石渡 智大 稿「租税条約における仲裁手続について―制度の導入拡大及び実施の観点からの検討―」

石渡 智大 稿
「租税条約における仲裁手続について―制度の導入拡大及び実施の観点からの検討―」

(国税庁長官官房相互協議室/一橋大学国際・公共政策大学院 院生)

 本論文は、租税条約における紛争解決手段としての仲裁手続を取り上げる。筆者は、OECD、米国、EU及び国連の仲裁手続の内容を考察し、制度の導入拡大への方策を探ると共に、実施の観点から望ましい仲裁決定方式を探ることを念頭に置きながら、仲裁手続の現代的な課題について考察を行い、今後の方向性を検討した上で、将来に向けての提言を試みる。

 筆者は、仲裁制度の導入拡大の観点からは、導入が比較的容易な自発的仲裁(仲裁付託のために権限ある当局の同意が必要な制度)を紛争解決のミニマム・スタンダードとして位置付け、既存のOECD/G20の包摂的枠組みを活用する方策を提言する。併せて、仲裁手続の実施の観点から、独立意見方式及び最終提案方式の長所・短所を検討した上で、権限ある当局間における実施取決めによって、最終提案方式を採用する事案を予め指定し、2種類の決定方式を効果的に採用する方式を提案する。

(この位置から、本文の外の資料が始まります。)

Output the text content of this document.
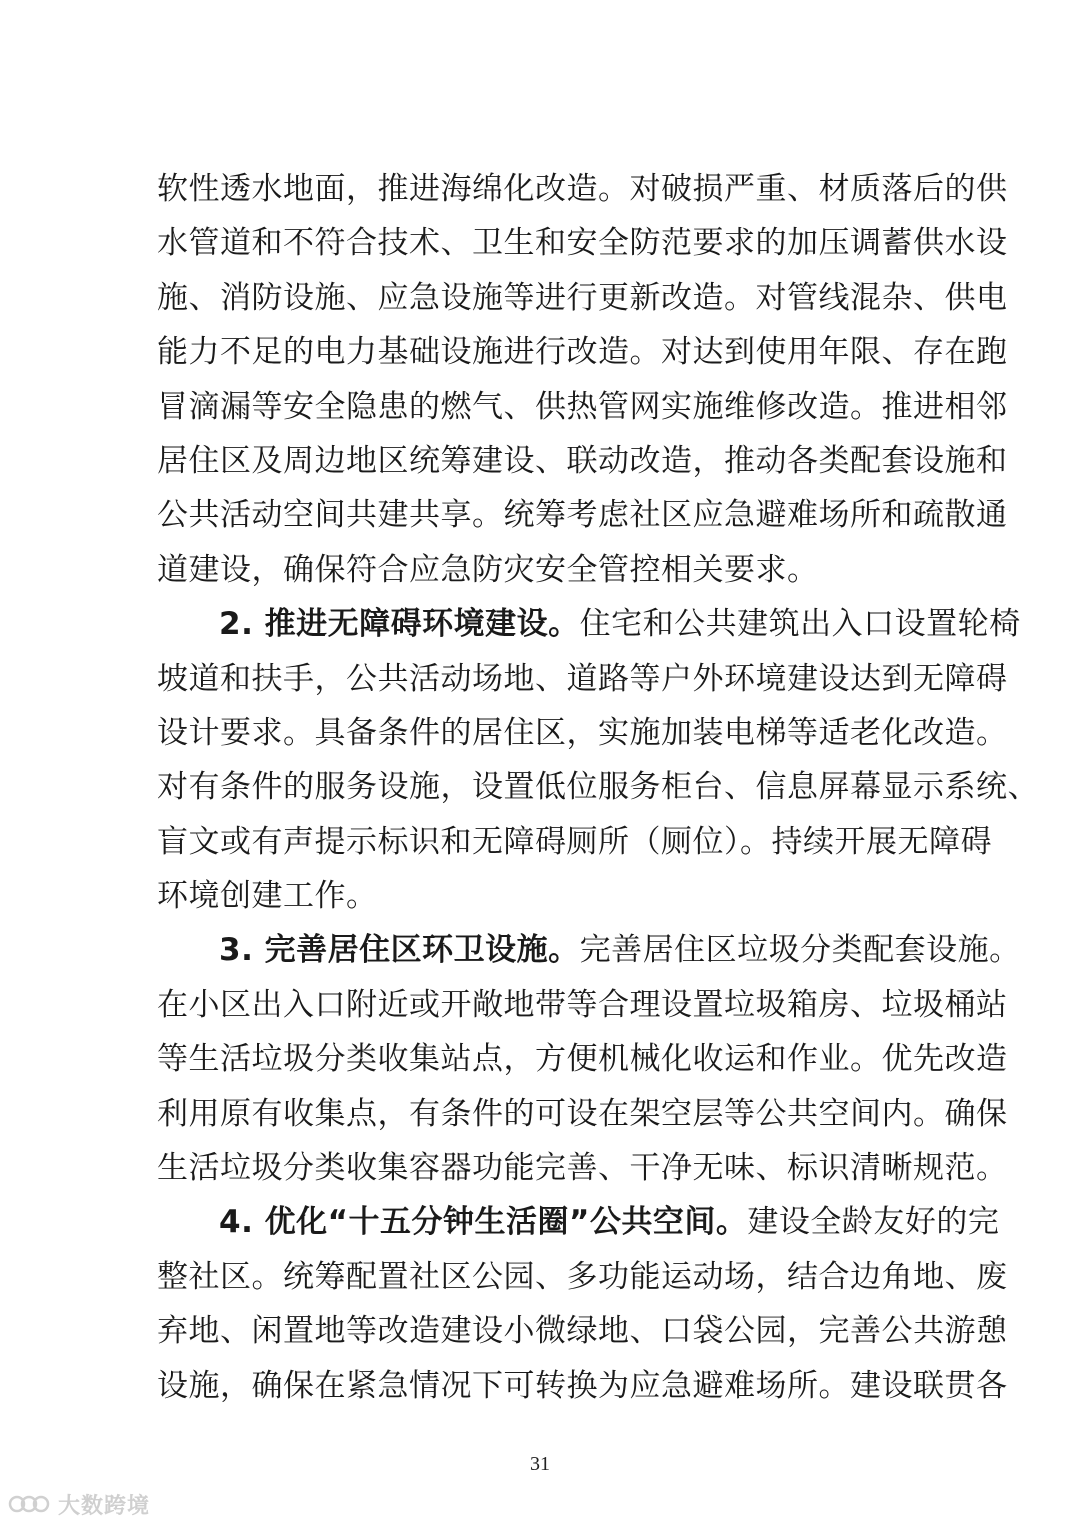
软性透水地面，推进海绵化改造。对破损严重、材质落后的供
水管道和不符合技术、卫生和安全防范要求的加压调蓄供水设
施、消防设施、应急设施等进行更新改造。对管线混杂、供电
能力不足的电力基础设施进行改造。对达到使用年限、存在跑
冒滴漏等安全隐患的燃气、供热管网实施维修改造。推进相邻
居住区及周边地区统筹建设、联动改造，推动各类配套设施和
公共活动空间共建共享。统筹考虑社区应急避难场所和疏散通
道建设，确保符合应急防灾安全管控相关要求。
2. 推进无障碍环境建设。住宅和公共建筑出入口设置轮椅
坡道和扶手，公共活动场地、道路等户外环境建设达到无障碍
设计要求。具备条件的居住区，实施加装电梯等适老化改造。
对有条件的服务设施，设置低位服务柜台、信息屏幕显示系统、
盲文或有声提示标识和无障碍厕所（厕位）。持续开展无障碍
环境创建工作。
3. 完善居住区环卫设施。完善居住区垃圾分类配套设施。
在小区出入口附近或开敞地带等合理设置垃圾箱房、垃圾桶站
等生活垃圾分类收集站点，方便机械化收运和作业。优先改造
利用原有收集点，有条件的可设在架空层等公共空间内。确保
生活垃圾分类收集容器功能完善、干净无味、标识清晰规范。
4. 优化“十五分钟生活圈”公共空间。建设全龄友好的完
整社区。统筹配置社区公园、多功能运动场，结合边角地、废
弃地、闲置地等改造建设小微绿地、口袋公园，完善公共游憩
设施，确保在紧急情况下可转换为应急避难场所。建设联贯各
31
大数跨境
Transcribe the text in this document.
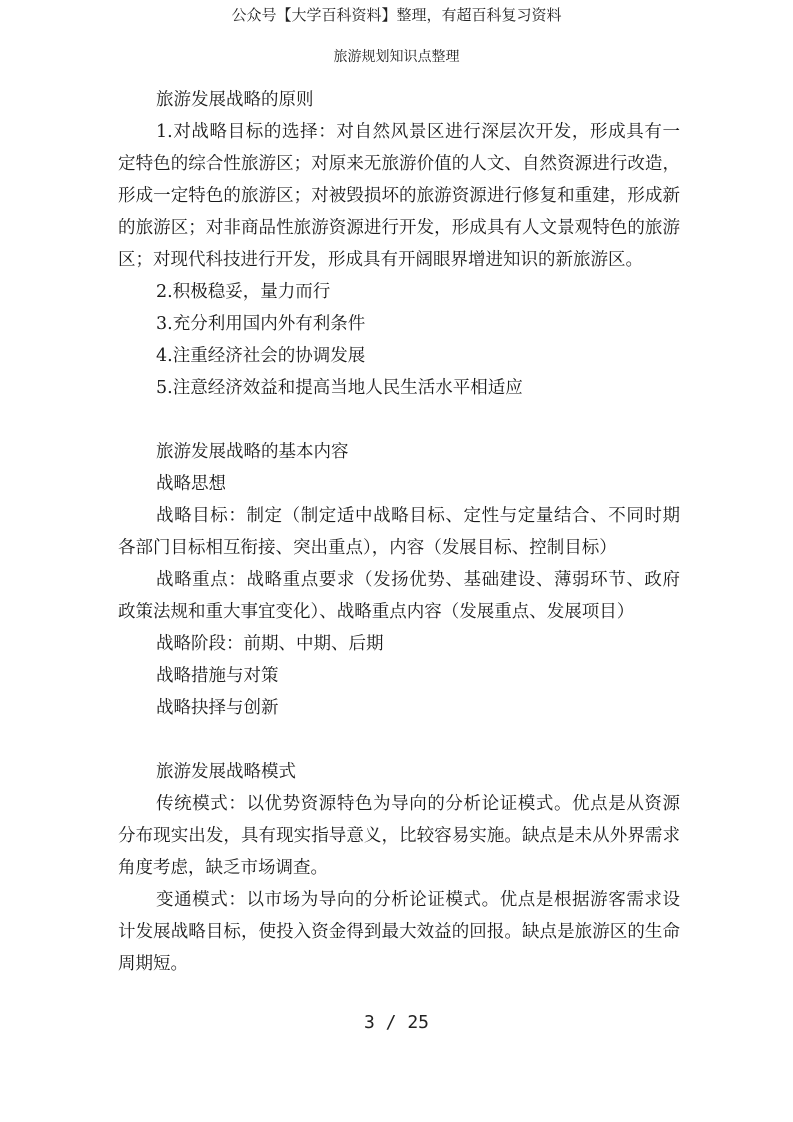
公众号【大学百科资料】整理，有超百科复习资料
旅游规划知识点整理

旅游发展战略的原则

1.对战略目标的选择：对自然风景区进行深层次开发，形成具有一定特色的综合性旅游区；对原来无旅游价值的人文、自然资源进行改造，形成一定特色的旅游区；对被毁损坏的旅游资源进行修复和重建，形成新的旅游区；对非商品性旅游资源进行开发，形成具有人文景观特色的旅游区；对现代科技进行开发，形成具有开阔眼界增进知识的新旅游区。

2.积极稳妥，量力而行

3.充分利用国内外有利条件

4.注重经济社会的协调发展

5.注意经济效益和提高当地人民生活水平相适应

旅游发展战略的基本内容

战略思想

战略目标：制定（制定适中战略目标、定性与定量结合、不同时期各部门目标相互衔接、突出重点），内容（发展目标、控制目标）

战略重点：战略重点要求（发扬优势、基础建设、薄弱环节、政府政策法规和重大事宜变化）、战略重点内容（发展重点、发展项目）

战略阶段：前期、中期、后期

战略措施与对策

战略抉择与创新

旅游发展战略模式

传统模式：以优势资源特色为导向的分析论证模式。优点是从资源分布现实出发，具有现实指导意义，比较容易实施。缺点是未从外界需求角度考虑，缺乏市场调查。

变通模式：以市场为导向的分析论证模式。优点是根据游客需求设计发展战略目标，使投入资金得到最大效益的回报。缺点是旅游区的生命周期短。

3 / 25
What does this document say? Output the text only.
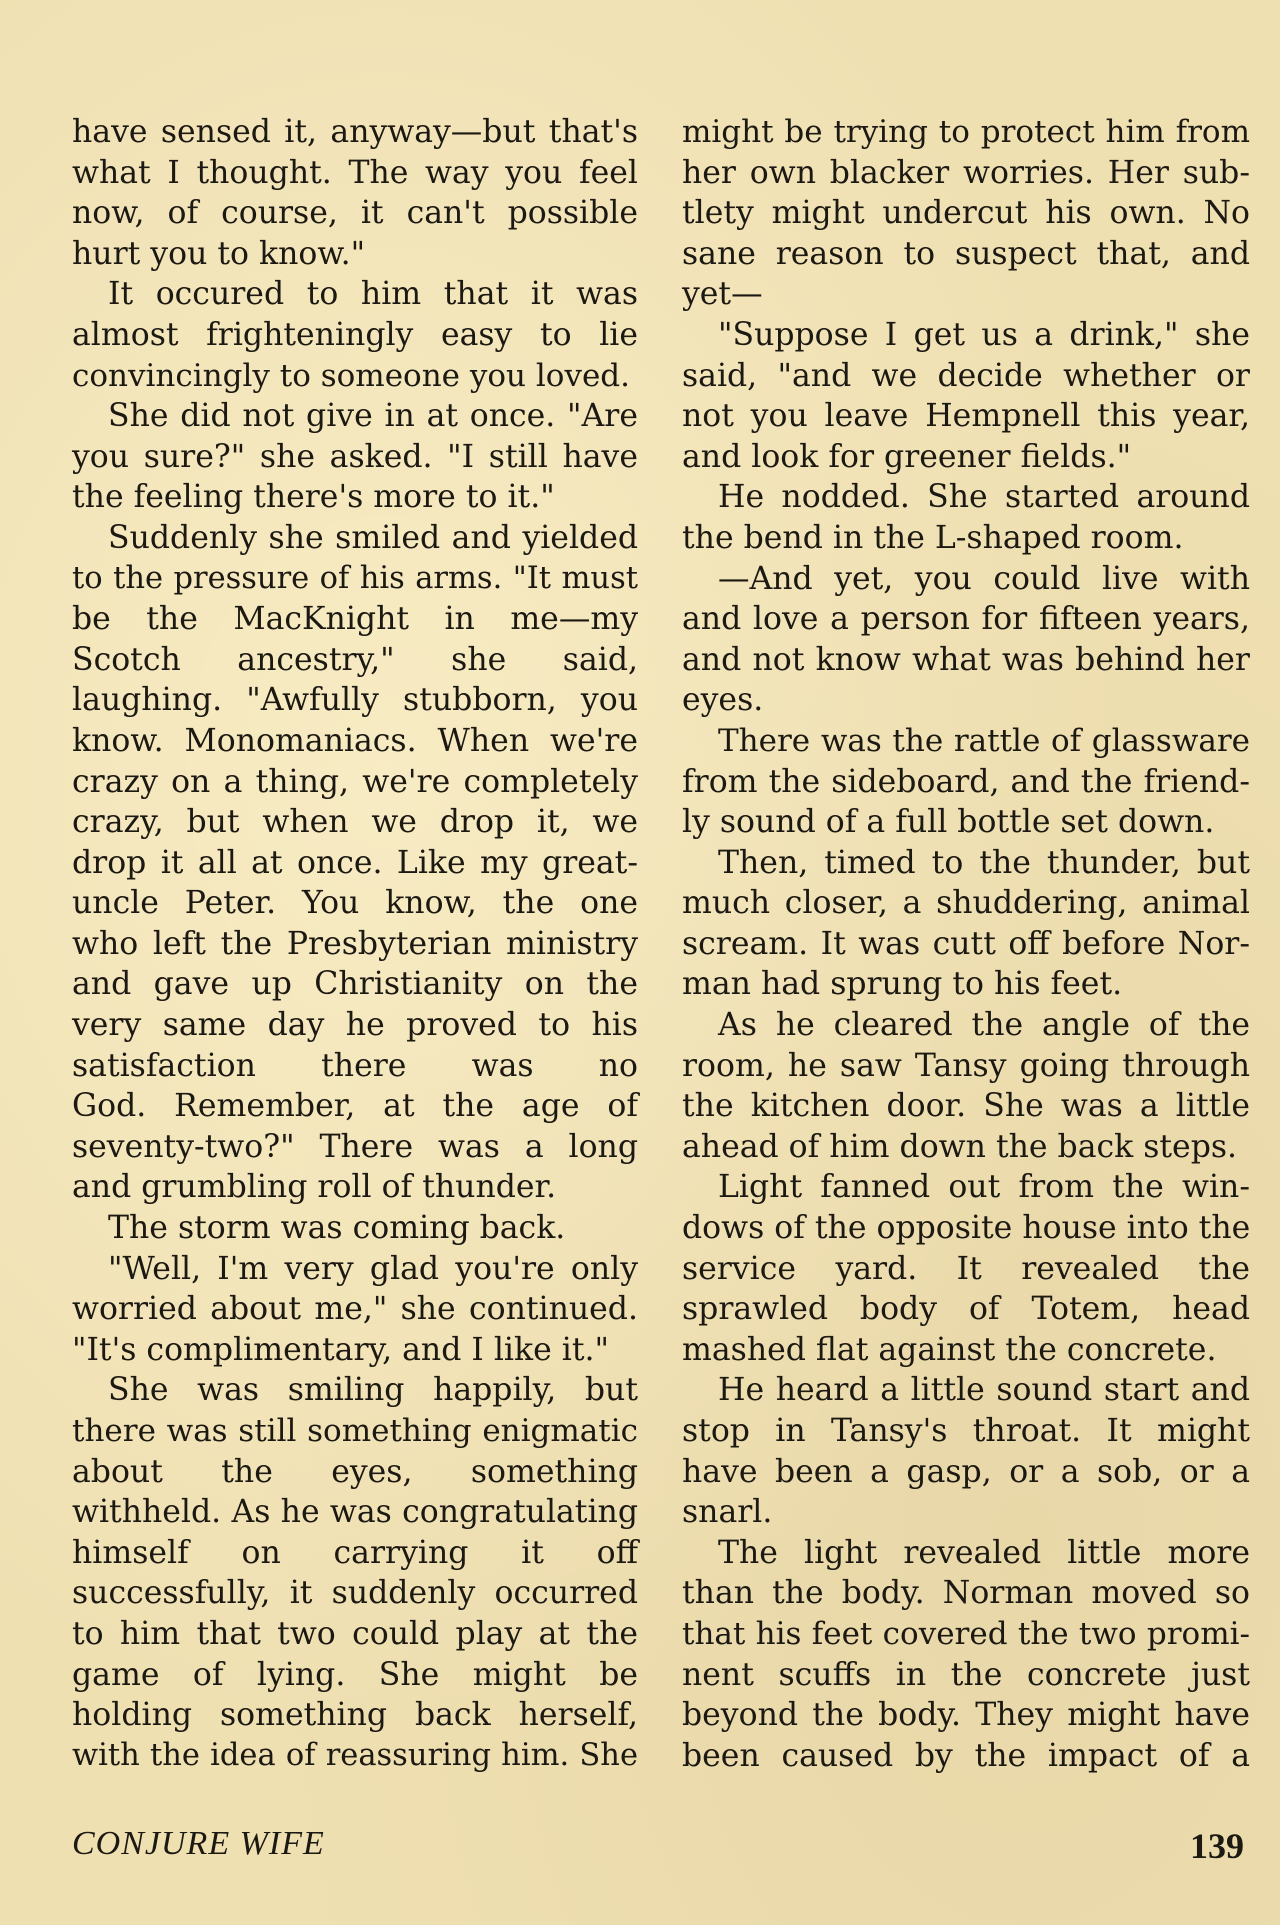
have sensed it, anyway—but that's
what I thought. The way you feel
now, of course, it can't possible
hurt you to know."
It occured to him that it was
almost frighteningly easy to lie
convincingly to someone you loved.
She did not give in at once. "Are
you sure?" she asked. "I still have
the feeling there's more to it."
Suddenly she smiled and yielded
to the pressure of his arms. "It must
be the MacKnight in me—my
Scotch ancestry," she said,
laughing. "Awfully stubborn, you
know. Monomaniacs. When we're
crazy on a thing, we're completely
crazy, but when we drop it, we
drop it all at once. Like my great-
uncle Peter. You know, the one
who left the Presbyterian ministry
and gave up Christianity on the
very same day he proved to his
satisfaction there was no
God. Remember, at the age of
seventy-two?" There was a long
and grumbling roll of thunder.
The storm was coming back.
"Well, I'm very glad you're only
worried about me," she continued.
"It's complimentary, and I like it."
She was smiling happily, but
there was still something enigmatic
about the eyes, something
withheld. As he was congratulating
himself on carrying it off
successfully, it suddenly occurred
to him that two could play at the
game of lying. She might be
holding something back herself,
with the idea of reassuring him. She
might be trying to protect him from
her own blacker worries. Her sub-
tlety might undercut his own. No
sane reason to suspect that, and
yet—
"Suppose I get us a drink," she
said, "and we decide whether or
not you leave Hempnell this year,
and look for greener fields."
He nodded. She started around
the bend in the L-shaped room.
—And yet, you could live with
and love a person for fifteen years,
and not know what was behind her
eyes.
There was the rattle of glassware
from the sideboard, and the friend-
ly sound of a full bottle set down.
Then, timed to the thunder, but
much closer, a shuddering, animal
scream. It was cutt off before Nor-
man had sprung to his feet.
As he cleared the angle of the
room, he saw Tansy going through
the kitchen door. She was a little
ahead of him down the back steps.
Light fanned out from the win-
dows of the opposite house into the
service yard. It revealed the
sprawled body of Totem, head
mashed flat against the concrete.
He heard a little sound start and
stop in Tansy's throat. It might
have been a gasp, or a sob, or a
snarl.
The light revealed little more
than the body. Norman moved so
that his feet covered the two promi-
nent scuffs in the concrete just
beyond the body. They might have
been caused by the impact of a
CONJURE WIFE	139
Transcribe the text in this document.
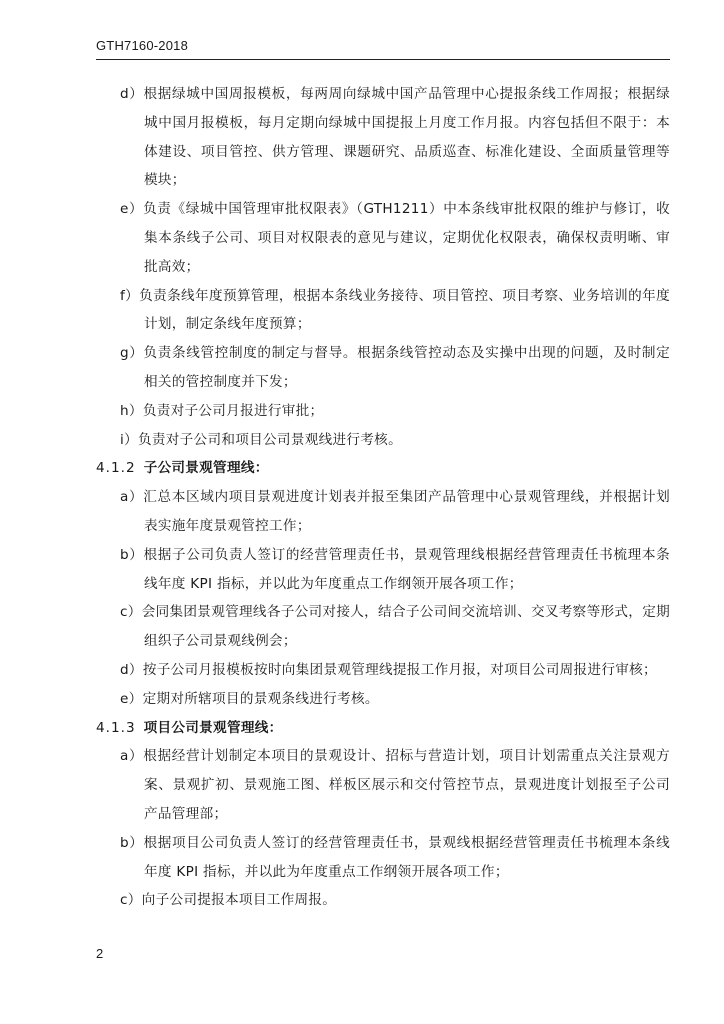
GTH7160-2018
d）根据绿城中国周报模板，每两周向绿城中国产品管理中心提报条线工作周报；根据绿城中国月报模板，每月定期向绿城中国提报上月度工作月报。内容包括但不限于：本体建设、项目管控、供方管理、课题研究、品质巡查、标准化建设、全面质量管理等模块；
e）负责《绿城中国管理审批权限表》（GTH1211）中本条线审批权限的维护与修订，收集本条线子公司、项目对权限表的意见与建议，定期优化权限表，确保权责明晰、审批高效；
f）负责条线年度预算管理，根据本条线业务接待、项目管控、项目考察、业务培训的年度计划，制定条线年度预算；
g）负责条线管控制度的制定与督导。根据条线管控动态及实操中出现的问题，及时制定相关的管控制度并下发；
h）负责对子公司月报进行审批；
i）负责对子公司和项目公司景观线进行考核。
4.1.2 子公司景观管理线：
a）汇总本区域内项目景观进度计划表并报至集团产品管理中心景观管理线，并根据计划表实施年度景观管控工作；
b）根据子公司负责人签订的经营管理责任书，景观管理线根据经营管理责任书梳理本条线年度 KPI 指标，并以此为年度重点工作纲领开展各项工作；
c）会同集团景观管理线各子公司对接人，结合子公司间交流培训、交叉考察等形式，定期组织子公司景观线例会；
d）按子公司月报模板按时向集团景观管理线提报工作月报，对项目公司周报进行审核；
e）定期对所辖项目的景观条线进行考核。
4.1.3 项目公司景观管理线：
a）根据经营计划制定本项目的景观设计、招标与营造计划，项目计划需重点关注景观方案、景观扩初、景观施工图、样板区展示和交付管控节点，景观进度计划报至子公司产品管理部；
b）根据项目公司负责人签订的经营管理责任书，景观线根据经营管理责任书梳理本条线年度 KPI 指标，并以此为年度重点工作纲领开展各项工作；
c）向子公司提报本项目工作周报。
2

 仲裁手続の導入拡大は、現在の経済のデジタル化への税制上の対応の検討においても最重要課題の一つであり、筆者の問題意識はタイムリーであり、現在の仲裁手続の状況及び課題等について、よく整理されて、論じられている。また、相互協議を始めとした紛争解決手続のこれまでの経緯や法的論点についても詳細に検証しており、引用文献の質・量ともに十分である。外国文献についても的確に参照していると評価される。

 仲裁手続の拡大策として、自発的仲裁という新しい枠組みに着目するなど、筆者なりのオリジナリティが示されている点や、広い視点から問題を捉えようとする姿勢、また、時に示されるバランス感覚の良さなども印象的であった。

 仲裁の実施の観点からは、最終決定方式を採用する事案を予め指定して、2種類の決定方式を効果的に採用する方策を提案している点なども、本研究の特色の一つに挙げることができる。予測可能性の観点からすれば、可能な限り早い時点で、いずれの仲裁決定方式によるのかを納税者に教示することは望ましいことであり、このような指摘は、今後の我が国の仲裁に関する租税条約ポリシー上、有益な示唆を与えているのではなかろうか。

 仲裁手続に関しては、途上国を中心に未だ消極的な態度を示す国も多い。紛争解決の機会を向上させるため、既存の仲裁手続の枠組みにとどまらない方策として、非拘束的な方法等についても各国で検討が進められており、本論文のような研究のさらなる展開が期待されるところである。それらのことも総合的に判断して、本論文は租税資料館賞にふさわしいと評価する。